"Заговор" - читать интересную книгу автора (Рабб Джонатан)

VII. Отчего необходимо поддерживать видимость разобщенности трех сфер

Из этого следует, что неизменное согласие Блюстителя с Управителями должно всегда составлять основу образа правления. По отношению друг к другу их роли не меняются никогда, только по отношению к народу и другим государствам. А значит, видимое превосходство одной сферы над другой в любой данный момент времени зависит от обстоятельств: предпочтительно ли государству выглядеть политически господствующим, экономически могущественным и так далее. И как раз невидимый элемент, Блюститель, делает возможными все преобразования, какие государство претерпевает. Как раз потаенное отношение с Управителями внутри каждой из сфер и дарует государству столь необходимую незыблемость.

Сказанное не означает, что все четверо действуют в согласии друг с другом, что каждый во всех деталях имеет представление о действиях, ведущих к успеху в рамках отдельно взятой сферы. Нет. Лишь при определенных условиях усилия их объединяются.

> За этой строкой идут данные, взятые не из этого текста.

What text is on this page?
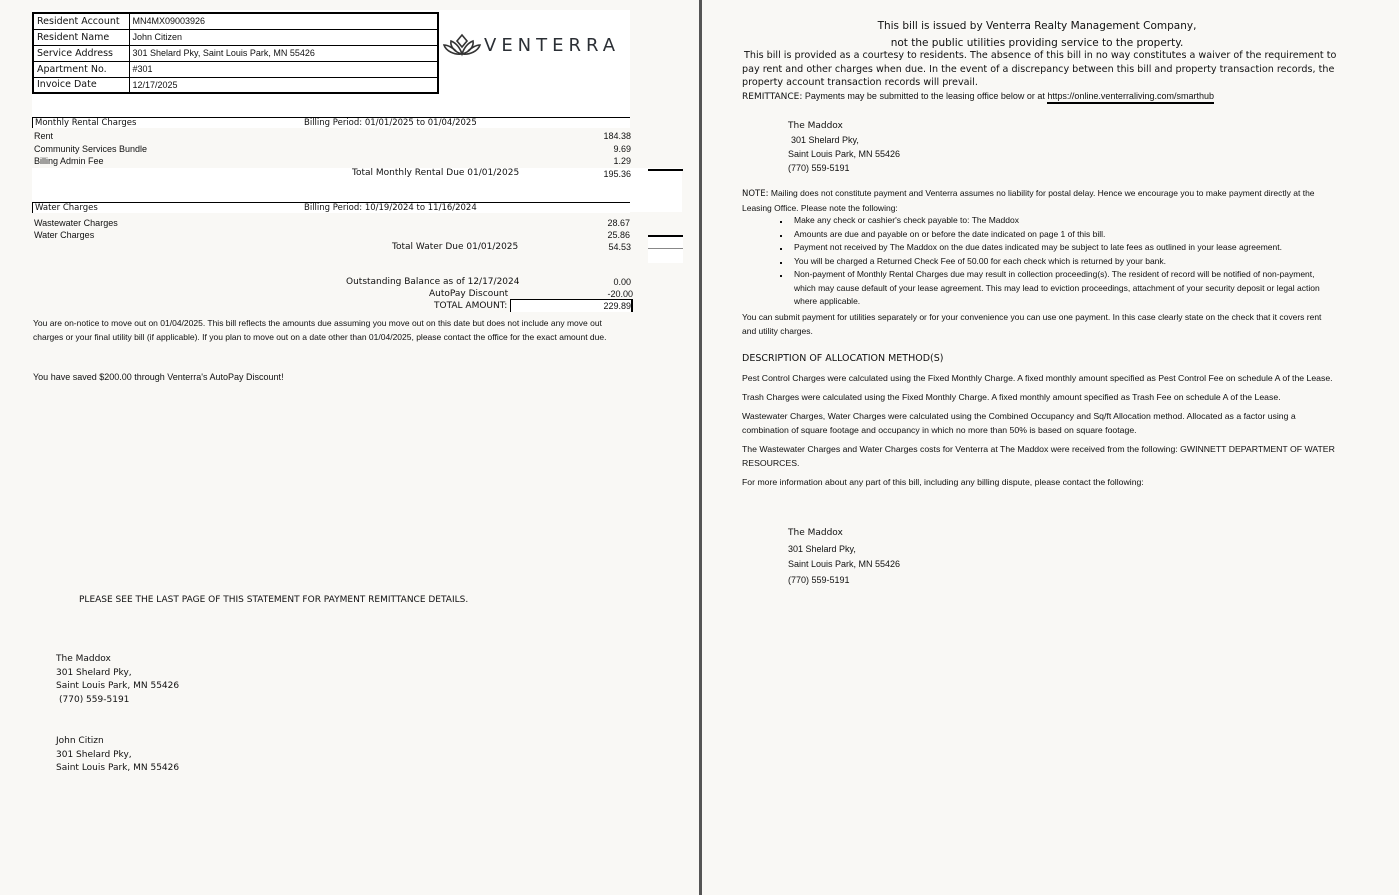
Resident Account	MN4MX09003926
Resident Name	John Citizen
Service Address	301 Shelard Pky, Saint Louis Park, MN 55426
Apartment No.	#301
Invoice Date	12/17/2025
VENTERRA
Monthly Rental Charges	Billing Period: 01/01/2025 to 01/04/2025
Rent	184.38
Community Services Bundle	9.69
Billing Admin Fee	1.29
Total Monthly Rental Due 01/01/2025	195.36
Water Charges	Billing Period: 10/19/2024 to 11/16/2024
Wastewater Charges	28.67
Water Charges	25.86
Total Water Due 01/01/2025	54.53
Outstanding Balance as of 12/17/2024	0.00
AutoPay Discount	-20.00
TOTAL AMOUNT:	229.89
You are on-notice to move out on 01/04/2025. This bill reflects the amounts due assuming you move out on this date but does not include any move out charges or your final utility bill (if applicable). If you plan to move out on a date other than 01/04/2025, please contact the office for the exact amount due.
You have saved $200.00 through Venterra's AutoPay Discount!
PLEASE SEE THE LAST PAGE OF THIS STATEMENT FOR PAYMENT REMITTANCE DETAILS.
The Maddox
301 Shelard Pky,
Saint Louis Park, MN 55426
(770) 559-5191
John Citizn
301 Shelard Pky,
Saint Louis Park, MN 55426
This bill is issued by Venterra Realty Management Company,
not the public utilities providing service to the property.
This bill is provided as a courtesy to residents. The absence of this bill in no way constitutes a waiver of the requirement to pay rent and other charges when due. In the event of a discrepancy between this bill and property transaction records, the property account transaction records will prevail.
REMITTANCE: Payments may be submitted to the leasing office below or at https://online.venterraliving.com/smarthub
The Maddox
301 Shelard Pky,
Saint Louis Park, MN 55426
(770) 559-5191
NOTE: Mailing does not constitute payment and Venterra assumes no liability for postal delay. Hence we encourage you to make payment directly at the Leasing Office. Please note the following:
Make any check or cashier's check payable to: The Maddox
Amounts are due and payable on or before the date indicated on page 1 of this bill.
Payment not received by The Maddox on the due dates indicated may be subject to late fees as outlined in your lease agreement.
You will be charged a Returned Check Fee of 50.00 for each check which is returned by your bank.
Non-payment of Monthly Rental Charges due may result in collection proceeding(s). The resident of record will be notified of non-payment, which may cause default of your lease agreement. This may lead to eviction proceedings, attachment of your security deposit or legal action where applicable.
You can submit payment for utilities separately or for your convenience you can use one payment. In this case clearly state on the check that it covers rent and utility charges.
DESCRIPTION OF ALLOCATION METHOD(S)
Pest Control Charges were calculated using the Fixed Monthly Charge. A fixed monthly amount specified as Pest Control Fee on schedule A of the Lease.
Trash Charges were calculated using the Fixed Monthly Charge. A fixed monthly amount specified as Trash Fee on schedule A of the Lease.
Wastewater Charges, Water Charges were calculated using the Combined Occupancy and Sq/ft Allocation method. Allocated as a factor using a combination of square footage and occupancy in which no more than 50% is based on square footage.
The Wastewater Charges and Water Charges costs for Venterra at The Maddox were received from the following: GWINNETT DEPARTMENT OF WATER RESOURCES.
For more information about any part of this bill, including any billing dispute, please contact the following:
The Maddox
301 Shelard Pky,
Saint Louis Park, MN 55426
(770) 559-5191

Истинная власть Управителей зиждется на их неукоснительной приверженности своим обособленным сферам, а также на осознании ими необходимости соблюдать единство под рукой Блюстителя, единство, не видимое никому другому. Отсюда вторая мудрость власти: действенно то правление, при котором люди исполняют им назначенное по внешним приметам в одиночку, но с потаенным осознанием общности усилий. При этом полный размах их власти таится под маской притворного безразличия друг к другу. Истинное господство, таким образом, проявляется через сокрытое единение.

Будь моя книга лишь собранием идей, то, доведя ее до этого места, я мог бы чувствовать себя вполне удовлетворенным тем, что успел растолковать сущность господства и природу незыблемости. Но какой же мелкой оказалась бы победа, если бы я ни словом единым не обмолвился о средствах, пустив которые в ход умудренные правители сумеют достичь цели. Теперь остается вникнуть в то, как государство (каковым я его изобразил) образуется и как оно процветает. До меня многие писали о сем предмете, но большинство упражнялось в писаниях, имея странное намерение изобразить государства, какими тем следовало бы быть, а не таковые, каковы они есть. Те писатели и опору для достижения незыблемости в пределах ими выдуманных реалий находили в не менее странных понятиях добродетели, силы, мужества и им подобных. Даже мессер Никколо — при всем его желании отобразить действительное бытие — представил нам государя, каковой, кажется, явился из тумана провидения, обретя отвагу, познания и умения всецело до того, как мы встречаемся с ним. Опять же государь сей должен судьбу благодарить за создание хаоса в его государстве, за то, что ему было на чем явить свое искусство. Как признает сам мессер Никколо, его герои прошлого и настоящего слишком скоро уходят в никуда (даже такие почтенные, как Чезаре Борджа), будучи не в состоянии надолго сохранить свою самонадеянность, свою непреклонность, свою способность провидеть. Тогда для тех, кто и впрямь причастен к искусству править государством, разве государь сей более действителен, чем философ-царь Платона или доблестные государи, представленные нам в писаниях Салутати, Гварино или Поггио? Нет. Все они — порождения чистого воображения. Говоря коротко, книжка моя, остановись я на этом месте, оказалась бы не полезнее их писаний. Остальное в ней, следовательно, должно быть обращено к делам действительным. А для этого снова нужно начать с чистого листа, дабы определить, как нам выстроить государство на века.